Reading:
Our
reading is from the Zookeeper’s Wife,
describing the Nazis’ treatment of Polish Jews in the first months of the
German occupation.
As
warnings and humiliations increased day by day, Jews were forbidden
restaurants, parks, public toilets, and city benches. Branded with a blue Star
of David on a white arm band, they were barred from railways and trams. For
sport, soldiers hoisted orthodox Jews onto barrels and scissored off their
religious beards, taunted old men and women, ordering them to dance or be shot.
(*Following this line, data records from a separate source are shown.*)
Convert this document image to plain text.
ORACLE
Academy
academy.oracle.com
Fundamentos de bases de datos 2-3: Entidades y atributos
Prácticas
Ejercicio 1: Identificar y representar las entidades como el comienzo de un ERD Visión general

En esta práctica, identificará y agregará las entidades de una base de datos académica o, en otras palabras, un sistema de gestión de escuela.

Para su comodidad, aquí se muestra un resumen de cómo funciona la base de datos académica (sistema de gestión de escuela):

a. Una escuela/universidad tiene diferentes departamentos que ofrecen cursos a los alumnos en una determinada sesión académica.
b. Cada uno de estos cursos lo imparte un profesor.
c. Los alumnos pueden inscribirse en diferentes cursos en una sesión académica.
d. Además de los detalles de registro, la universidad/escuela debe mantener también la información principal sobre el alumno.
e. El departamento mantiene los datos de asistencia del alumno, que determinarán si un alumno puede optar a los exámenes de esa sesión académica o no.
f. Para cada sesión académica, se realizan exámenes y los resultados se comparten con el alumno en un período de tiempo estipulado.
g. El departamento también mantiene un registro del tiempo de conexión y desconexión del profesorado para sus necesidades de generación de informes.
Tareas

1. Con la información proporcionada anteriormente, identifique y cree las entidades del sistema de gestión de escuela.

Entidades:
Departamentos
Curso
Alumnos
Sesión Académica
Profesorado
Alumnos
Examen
Nazis seized all their cash, furniture, jewelry, books, clothing, and medical
supplies. Over 100,000 people endured physical labor without pay, and Jewish
women, as further humiliation, were forced to use their underwear as cleaning
rags. Jews in Poland were publicly stigmatized, brutalized, denigrated, raped,
and murdered.
Sermon
Our movie with a message for this week
is The Zookeeper’s Wife, available on
HBO and Amazon Prime, which tells the true story of Antonina and Jan (Yan) Zabinksi,
who used their zoo as a way station to smuggle over 300 Jews out of the Warsaw
Ghetto. The movie focuses on Antonina, and her compassion, for her animals, whom
she greets every morning with treats and kisses, and then, for the people she
hides, that she refers to as her guests. When the Germans invaded Poland, the
zoo was very close to an artillery
station and was bombed. Most of the animals were killed, and those that weren’t
were shot by soldiers, as they decided to use the zoo as an armory. In town, the
Nazis began their plan to reduce the poles, whom they considered racially
inferior, to a leaderless population of peasants and laborers by eliminating
the leadership class and anyone they thought could organize a resistance. Polish
nobility, local officials, priests, and teachers were pulled from their homes
and shot in the street. As we heard in the reading, and as we know, Polish Jews
were treated much worse. When the Nazis began moving them into the ghetto, Antonina
and Jan, who was working with the Polish resistance, sought a way to help. They
came up with the idea to turn the zoo into a pig farm to feed the German
soldiers. They got permission to go into the ghetto to get what few scraps were
left to feed the pigs, and they smuggled people out and hid them in their
basement and in the pens that once held animals. Antonina treated them like
valued guests. She used piano playing to let them know when the guards left
after midnight, and they all came into the house to eat and socialize and feel
a little less afraid for a time. When Jan told her about the evacuation of the
ghetto, Antonina begged him to get more people out, as many as he could. He
did, and she kept them safe, under the nose of the guards who occupied the zoo,
throughout the war. Some stayed only a few days; others stayed for years. Only
2 of those she sheltered were later captured and murdered. All
the others survived. Antonina made many sacrifices in order to keep her guests
safe, including pretending to be attracted to a Nazi Zoologist who was infatuated
with her, that resulted in him attacking and almost killing her and her son
when he found out what she was doing. She did what she did out of compassion
and empathy, because her own father had been murdered during the Russian
revolution. She shared her story with a young teenage girl that she was sheltering,
who was so traumatized she could not speak after being raped by German guards while
in the Ghetto. She said, “We were taken in by friends and strangers. We were
running for so long. In a life in hiding, you never know who to trust. That’s
why I love animals so much. You look into their eyes and know what is in their
heart.” And she gained the trust of those she sheltered by showing them her
heart. In addition to compassion and empathy and trust, another theme of the
movie is human courage. Jan and Antonina’s and especially the
Jews. And what gave them courage was their families, their traditions, and
their faith. The Warsaw ghetto was burned during Passover, and there is a scene
of everyone at the zoo celebrating, telling from memory the story of their
ancestors’ faith that kept them going forward when they were in bondage and
despair. They sang and prayed, as the ashes from the fires fell like snow. It brought them a sliver of the familiar
and hope amid the hopelessness of their situation. You and I can honor victims and
survivors of the holocaust by telling their stories, and by working to make
sure that what happened to them never happens again. By seeing clearly the damage that white
supremacy has done and continues to do. By calling out leaders who demonize people
and sow seeds of divisiveness. And by promoting and electing leaders that seek
to unify rather than divide, leaders who believe in their hearts that people of
all races are equally valuable and worthy, and who work to bring about justice
for everyone. Leaders who, in the last words that Congressman John Lewis left for us,“by human
compassion, lay down the burdens of division, and set aside race, class, age,
language, and nationality to demand respect for human dignity.” Amen.